Seven Things You Can Do to Prepare Your Child for 1st Grade

Summer vacation is in full swing. After a month of playing outdoors, trips with grandparents, and just hanging out, it’d be easy for my six year old to lose direction and become a slug.

But it’s important to my wife and I that our daughter maintains the skills she learned in kindergarten and has a smooth transition into first grade.

Here are seven strategies I’m putting into practice this summer to help her along. Many of these exercises are based off the common core standards, the educational initiative implemented by president Obama.

1. The shapes game

1st graders are expected to have a strong grasp of different shapes. My daughter fortunately learned these in pre-school, and has continued to demonstrate a high level of shape recognition. So I decided to apply her knowledge of shapes into the real world.

The shapes game is kind of like eye spy. I tell her I’m looking at something in the room made out of a circle, square, etc, and she guesses what it is. As she gains proficiency, I add in more complex shapes like polygons and trapezoids. To demonstrate mastery, we identify objects that are made of multiple shapes.

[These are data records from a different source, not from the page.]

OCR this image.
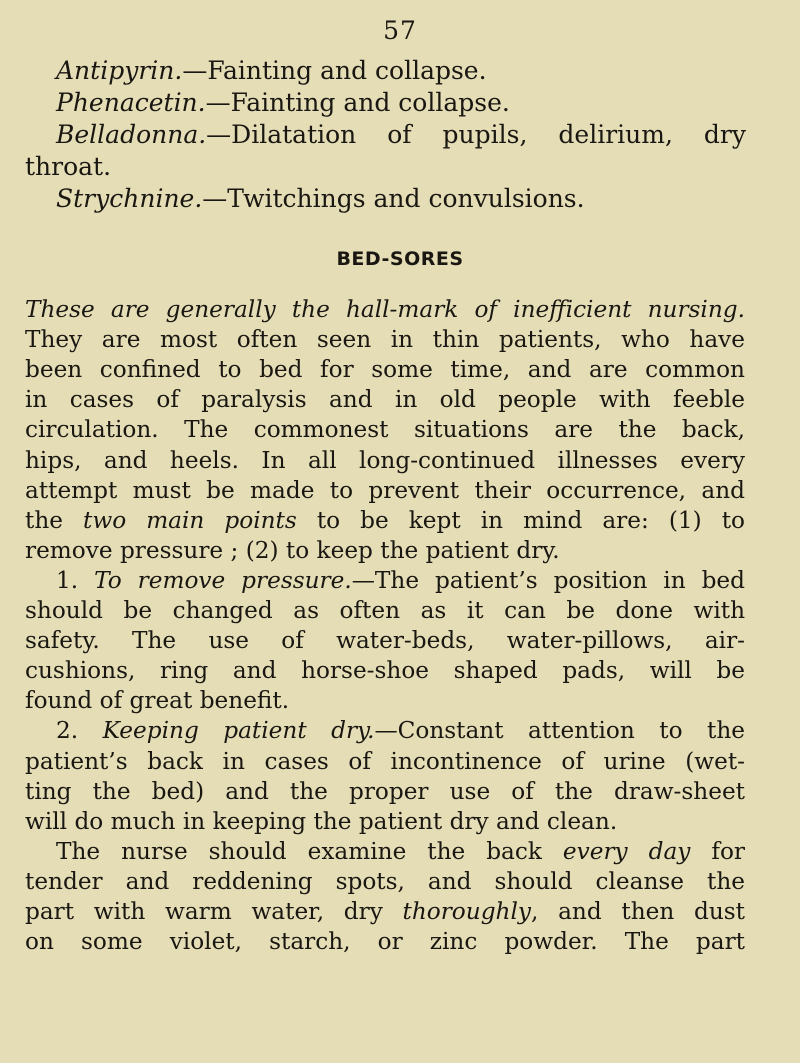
57
Antipyrin.—Fainting and collapse.
Phenacetin.—Fainting and collapse.
Belladonna.—Dilatation of pupils, delirium, dry
throat.
Strychnine.—Twitchings and convulsions.
BED-SORES
These are generally the hall-mark of inefficient nursing.
They are most often seen in thin patients, who have
been confined to bed for some time, and are common
in cases of paralysis and in old people with feeble
circulation. The commonest situations are the back,
hips, and heels. In all long-continued illnesses every
attempt must be made to prevent their occurrence, and
the two main points to be kept in mind are: (1) to
remove pressure ; (2) to keep the patient dry.
1. To remove pressure.—The patient’s position in bed
should be changed as often as it can be done with
safety. The use of water-beds, water-pillows, air-
cushions, ring and horse-shoe shaped pads, will be
found of great benefit.
2. Keeping patient dry.—Constant attention to the
patient’s back in cases of incontinence of urine (wet-
ting the bed) and the proper use of the draw-sheet
will do much in keeping the patient dry and clean.
The nurse should examine the back every day for
tender and reddening spots, and should cleanse the
part with warm water, dry thoroughly, and then dust
on some violet, starch, or zinc powder. The part
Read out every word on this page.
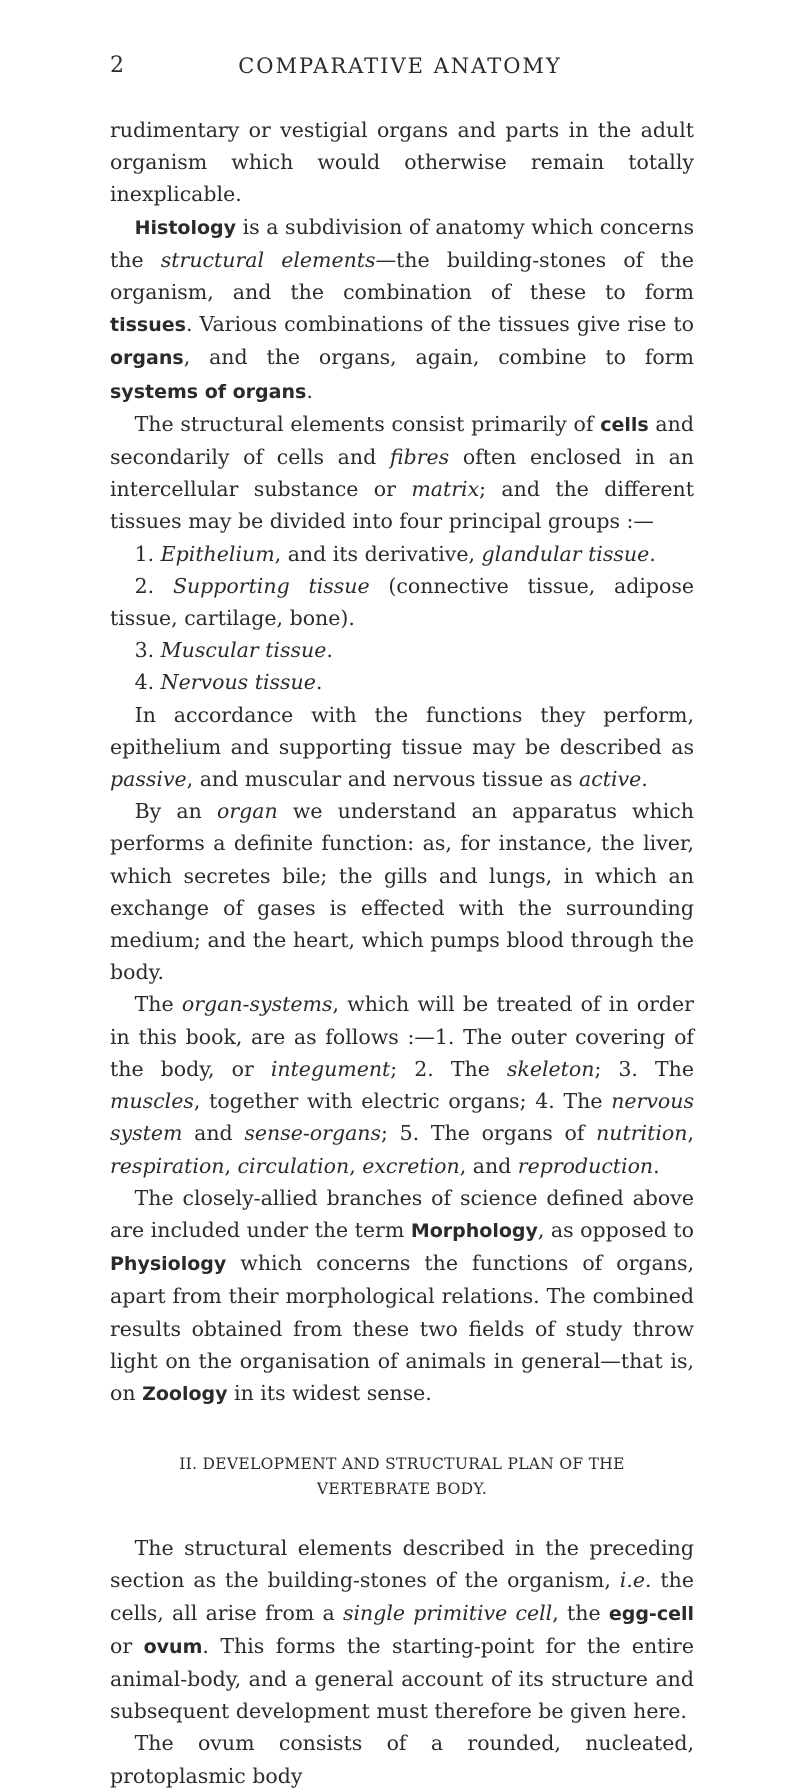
2	COMPARATIVE ANATOMY

rudimentary or vestigial organs and parts in the adult organism which would otherwise remain totally inexplicable.

Histology is a subdivision of anatomy which concerns the structural elements—the building-stones of the organism, and the combination of these to form tissues. Various combinations of the tissues give rise to organs, and the organs, again, combine to form systems of organs.

The structural elements consist primarily of cells and secondarily of cells and fibres often enclosed in an intercellular substance or matrix; and the different tissues may be divided into four principal groups :—

1. Epithelium, and its derivative, glandular tissue.

2. Supporting tissue (connective tissue, adipose tissue, cartilage, bone).

3. Muscular tissue.

4. Nervous tissue.

In accordance with the functions they perform, epithelium and supporting tissue may be described as passive, and muscular and nervous tissue as active.

By an organ we understand an apparatus which performs a definite function: as, for instance, the liver, which secretes bile; the gills and lungs, in which an exchange of gases is effected with the surrounding medium; and the heart, which pumps blood through the body.

The organ-systems, which will be treated of in order in this book, are as follows :—1. The outer covering of the body, or integument; 2. The skeleton; 3. The muscles, together with electric organs; 4. The nervous system and sense-organs; 5. The organs of nutrition, respiration, circulation, excretion, and reproduction.

The closely-allied branches of science defined above are included under the term Morphology, as opposed to Physiology which concerns the functions of organs, apart from their morphological relations. The combined results obtained from these two fields of study throw light on the organisation of animals in general—that is, on Zoology in its widest sense.

II. DEVELOPMENT AND STRUCTURAL PLAN OF THE
VERTEBRATE BODY.

The structural elements described in the preceding section as the building-stones of the organism, i.e. the cells, all arise from a single primitive cell, the egg-cell or ovum. This forms the starting-point for the entire animal-body, and a general account of its structure and subsequent development must therefore be given here.

The ovum consists of a rounded, nucleated, protoplasmic body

2. How many ways can you make a number

This game is all about keeping the child’s emerging math skills sharp. My daughter and her class learned basic addition this year, working with numbers up to 10. For instance, she knows that both 2+2 and 3+1 equals 4.

Our goal is to preserve those skills using both number sentences (x+y=z), and word problems. Eventually, we’ll attempt to introduce three part number sentences like x+y+z=a, for example.

3. Weekly word lists

Every week, I generate a list of 5 words. My six year old and I pronounce them, define them, and practice spelling and writing them.

This serves to maintain spelling ability and the recognition of letter sounds, expand vocabulary, and further develop writing skills.

4. Drawing with labelling

I hated hand writing as a child. I remember having to drill writing exercises over and over. But the advancement of educational techniques have taught us that rote memorization only goes so far; learning occurs more thoroughly when situated within a context.

My daughter loves to draw, and the motor skills that go along with art are crucial to development. So this exercise seeks to combine the two. My daughter will draw a scene, and then label the characters and elements that she drew. Writing, creativity, and motor skills all in one game.

5. Daily reading with sight words

At this stage, reading is of the utmost importance. We have a pretty good collection at our house, and are frequent visitors at our local library. I try to read everyday, but I’m lucky: my daughter loves to read books by herself. We close our day with a book, in group story time or independent reading.

If you’re looking to maintain reading skills on the fly, challenge your child to pick out sight words on advertisements in a store, off menus, or on Street signs.

6. Physical accomplishments and motor skills

Physical accomplishment goes hand in hand with intellectual development.

Achieving mastery over motor skills, ranging from the simple act of learning to tie your shoes to learning to ride a bike, fosters self esteem and independence, traits that become increasingly necessary as the child progresses though school.

7. Independent play

It’s summer. I’m not running the house like a prison! Never forget, or underestimate the value of self-directed play. I’m not talking about letting them binge watch a season of My Little Pony on Netflix. I’m talking about play that stimulates their imagination. Let them spend an hour knee deep in Legos, or exploring the yard with a pail and shovel. It may not seem like it, but children maintain such a rich internal life, that self-directed play helps encourage academic and social development.

There are hundreds of different exercises and games that you can play with your school age children to help keep them on the right developmental trajectory. Remember that it’s not always about formal lessons, but teachable moments.